Sure enough, that tire had no air. It had practically created a vacuum around it, it was so empty. The maintenance guys, looking for a fun show, offered the use of their workshop for my bike work, since the lobby didn’t seem quite appropriate. Once there, I remembered to disengage the brake when taking the wheel off, which was a good start. As I worked, maintenance guys slowly gathered around. Eventually they all stood in a semicircle around me and my bike making comments and giving suggestions as I sanded the hole clean. They reminisced about changing bike tires with screw drivers and lighting patch kits on fire back in the day. They gave me advice on greasing my chain and asked about my commute. They commented on my technique and remarked on how I pulled out the little instruction page that goes with the patch kit. Eventually they wandered away, leaving me to wrestle the tire and tube back onto the wheel and pump it up all by myself.

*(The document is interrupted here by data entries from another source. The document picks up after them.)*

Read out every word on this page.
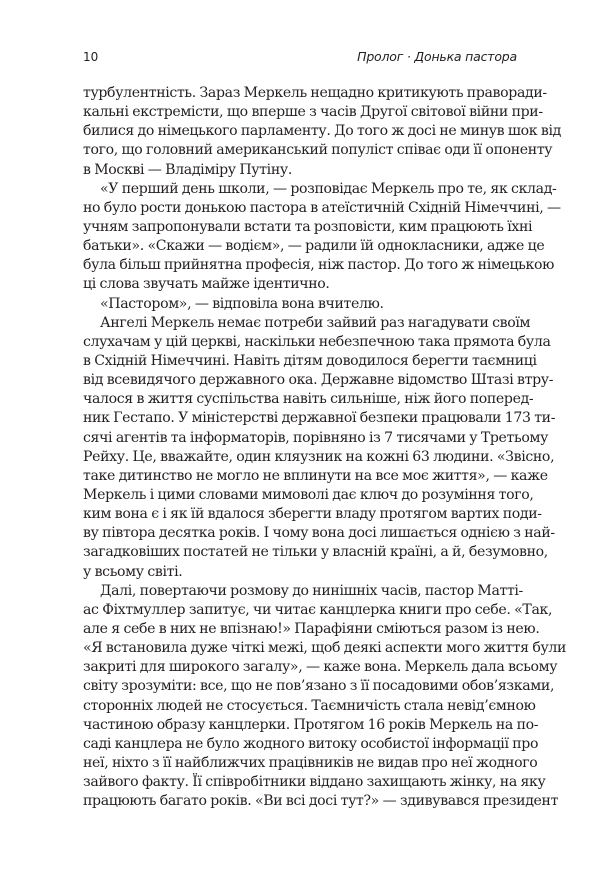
10	Пролог · Донька пастора
турбулентність. Зараз Меркель нещадно критикують праворади-
кальні екстремісти, що вперше з часів Другої світової війни при-
билися до німецького парламенту. До того ж досі не минув шок від
того, що головний американський популіст співає оди її опоненту
в Москві — Владіміру Путіну.
«У перший день школи, — розповідає Меркель про те, як склад-
но було рости донькою пастора в атеїстичній Східній Німеччині, —
учням запропонували встати та розповісти, ким працюють їхні
батьки». «Скажи — водієм», — радили їй однокласники, адже це
була більш прийнятна професія, ніж пастор. До того ж німецькою
ці слова звучать майже ідентично.
«Пастором», — відповіла вона вчителю.
Ангелі Меркель немає потреби зайвий раз нагадувати своїм
слухачам у цій церкві, наскільки небезпечною така прямота була
в Східній Німеччині. Навіть дітям доводилося берегти таємниці
від всевидячого державного ока. Державне відомство Штазі втру-
чалося в життя суспільства навіть сильніше, ніж його поперед-
ник Гестапо. У міністерстві державної безпеки працювали 173 ти-
сячі агентів та інформаторів, порівняно із 7 тисячами у Третьому
Рейху. Це, вважайте, один кляузник на кожні 63 людини. «Звісно,
таке дитинство не могло не вплинути на все моє життя», — каже
Меркель і цими словами мимоволі дає ключ до розуміння того,
ким вона є і як їй вдалося зберегти владу протягом вартих поди-
ву півтора десятка років. І чому вона досі лишається однією з най-
загадковіших постатей не тільки у власній країні, а й, безумовно,
у всьому світі.
Далі, повертаючи розмову до нинішніх часів, пастор Матті-
ас Фіхтмуллер запитує, чи читає канцлерка книги про себе. «Так,
але я себе в них не впізнаю!» Парафіяни сміються разом із нею.
«Я встановила дуже чіткі межі, щоб деякі аспекти мого життя були
закриті для широкого загалу», — каже вона. Меркель дала всьому
світу зрозуміти: все, що не пов’язано з її посадовими обов’язками,
сторонніх людей не стосується. Таємничість стала невід’ємною
частиною образу канцлерки. Протягом 16 років Меркель на по-
саді канцлера не було жодного витоку особистої інформації про
неї, ніхто з її найближчих працівників не видав про неї жодного
зайвого факту. Її співробітники віддано захищають жінку, на яку
працюють багато років. «Ви всі досі тут?» — здивувався президент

At least as far as I can tell, the patch actually stopped the leak and my tire held its air just fine on the ride home. Doing this, however, made me notice that the wheel seems to actually wobble on the hub. Although the axle is firmly screwed in to the fork, the front wheel wobbles a bit side to side when I ride. This worries me, and I’m not really sure what to do to fix it. But at least my patching seems to have worked! I pumped the tire up fully upon arriving home, so any slow leak will reveal itself overnight. I feel so competent and prepared.
2 thoughts on “A Bike Success Story”
It could be that you need to re-tension the spokes. Especially if you hit a lot of potholes, you need to make sure you have good even tension all around, or the tighter spokes will pull the wheel out of round. There’s a special tool for this, of course.
Congratulations! Well done bike princess.
Those maintenance guys were probably just jealous! 🙂
I agree with Gary that you might check the spokes for even tension. Also, I found out that Tim Krell always rides with TWO new tubes in his repair kit. He actually has buys lots of them, and he waits until he has 6-8 punctured tubes at home. Then he repairs all of them at once. Mainly, he strives to always have new ones with him on rides, so he can avoid repairing one on the fly.